Here you are taking Post-It tabs in pretty colors and affixing it to some sort of glass globe over some sort of light (whose wattage is probably 10 or 15). When I was a child, I learned that light bulbs created heat. I learned that glass around a light bulb absorbs heat. I learned not to put flammable things near heat because they catch fire. I also learned that things that were sticky contained some sort of chemical compound that was most likely flammable. What could go wrong when you've created this trendy light? Oh, surely nothing that has to do with the laws of physics. It was on Pinterest, so it's perfectly safe.  
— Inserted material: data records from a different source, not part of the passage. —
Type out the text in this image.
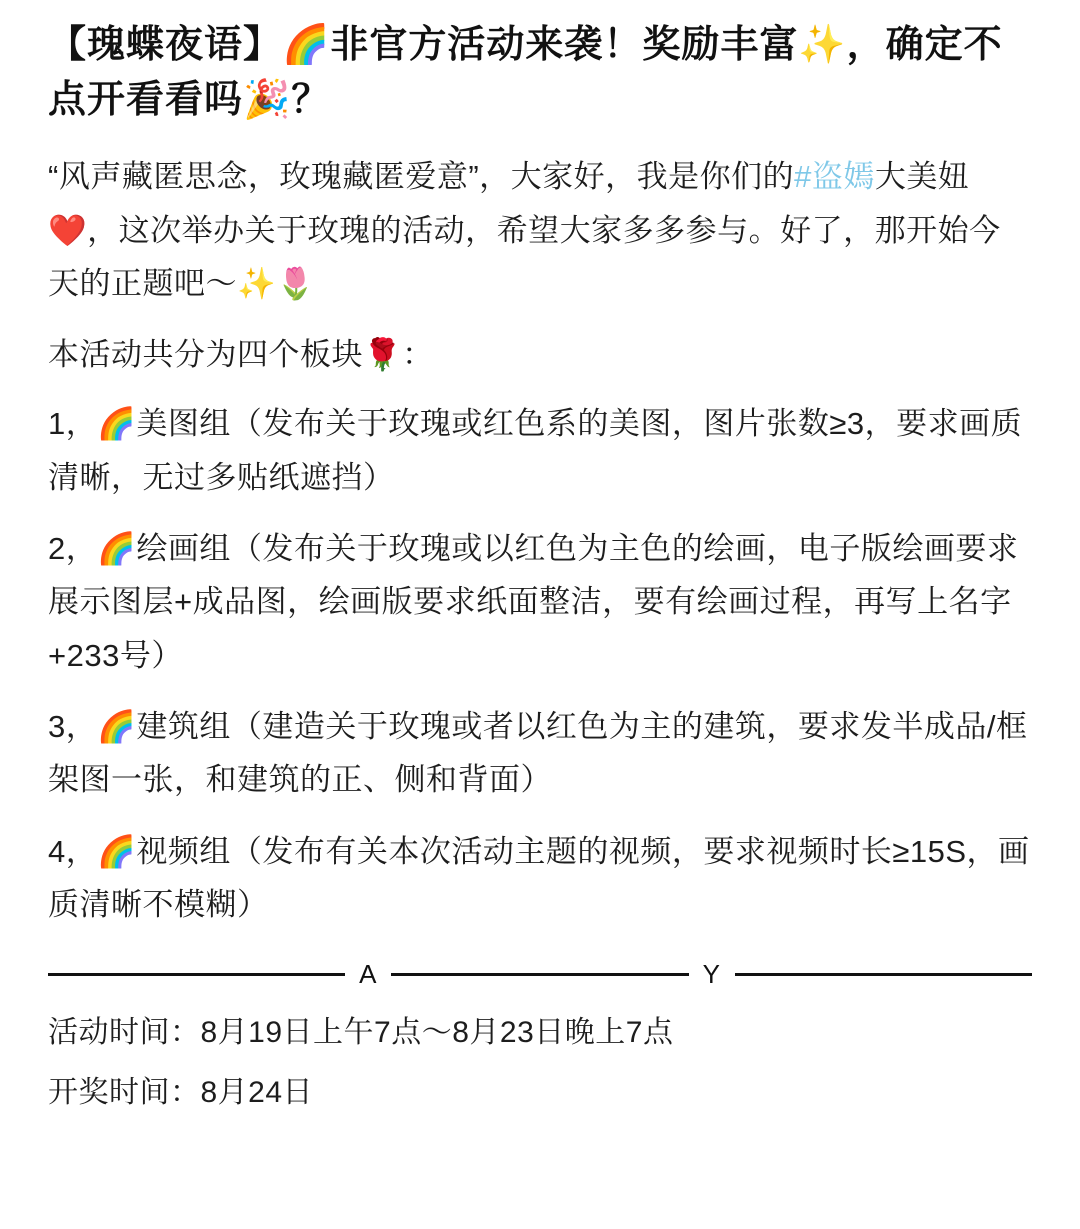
【瑰蝶夜语】🌈非官方活动来袭！奖励丰富✨，确定不点开看看吗🎉？

“风声藏匿思念，玫瑰藏匿爱意”，大家好，我是你们的#盗嫣大美妞❤️，这次举办关于玫瑰的活动，希望大家多多参与。好了，那开始今天的正题吧～✨🌷

本活动共分为四个板块🌹：

1，🌈美图组（发布关于玫瑰或红色系的美图，图片张数≥3，要求画质清晰，无过多贴纸遮挡）

2，🌈绘画组（发布关于玫瑰或以红色为主色的绘画，电子版绘画要求展示图层+成品图，绘画版要求纸面整洁，要有绘画过程，再写上名字+233号）

3，🌈建筑组（建造关于玫瑰或者以红色为主的建筑，要求发半成品/框架图一张，和建筑的正、侧和背面）

4，🌈视频组（发布有关本次活动主题的视频，要求视频时长≥15S，画质清晰不模糊）

A	Y

活动时间：8月19日上午7点～8月23日晚上7点

开奖时间：8月24日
This is an incredibly popular pin that I see in my feed over and over again. I want to SCREAM every single time I see it. The creator of this hack probably failed science... or should have. Rule number one of living in a home where electrical current is present: Do NOT put anything between a plug and a socket. NEVER EVER do this. I would hope you understand why. Actually, the only time you should ever do anything with electricity is when you are a certified electrician. Wanna hang a cell phone holder near the outlet? Get some sort of device that allows you to do so... like a hook that attaches to the wall... otherwise, one day you will find out what happens to your phone when it touches fire.

The best thing to do in a emergency is to not set stuff on fire. In a pinch, a candle, in safe spot in an appropriate and secure place is less than ideal. (Do you have any idea how many fires are started by candles during emergencies? Too many.) Wax does burn, but there's a reason we don't set it on fire and use a wick instead. Have you ever seen a wax fire? For one, it's stinky. Really stinky. It also burns much hotter than a flame on a wick. If you drop this crayon, say good-bye to stuff you like. And the mess that burning crayons would cause if you happened to do it without setting yourself on fire? Not worth it.

Pinterest if full of good ideas, but that doesn't mean bad ideas are absent. Pin responsibly. And remember: pretty doesn't always equal good. Sometimes pretty can be downright deadly.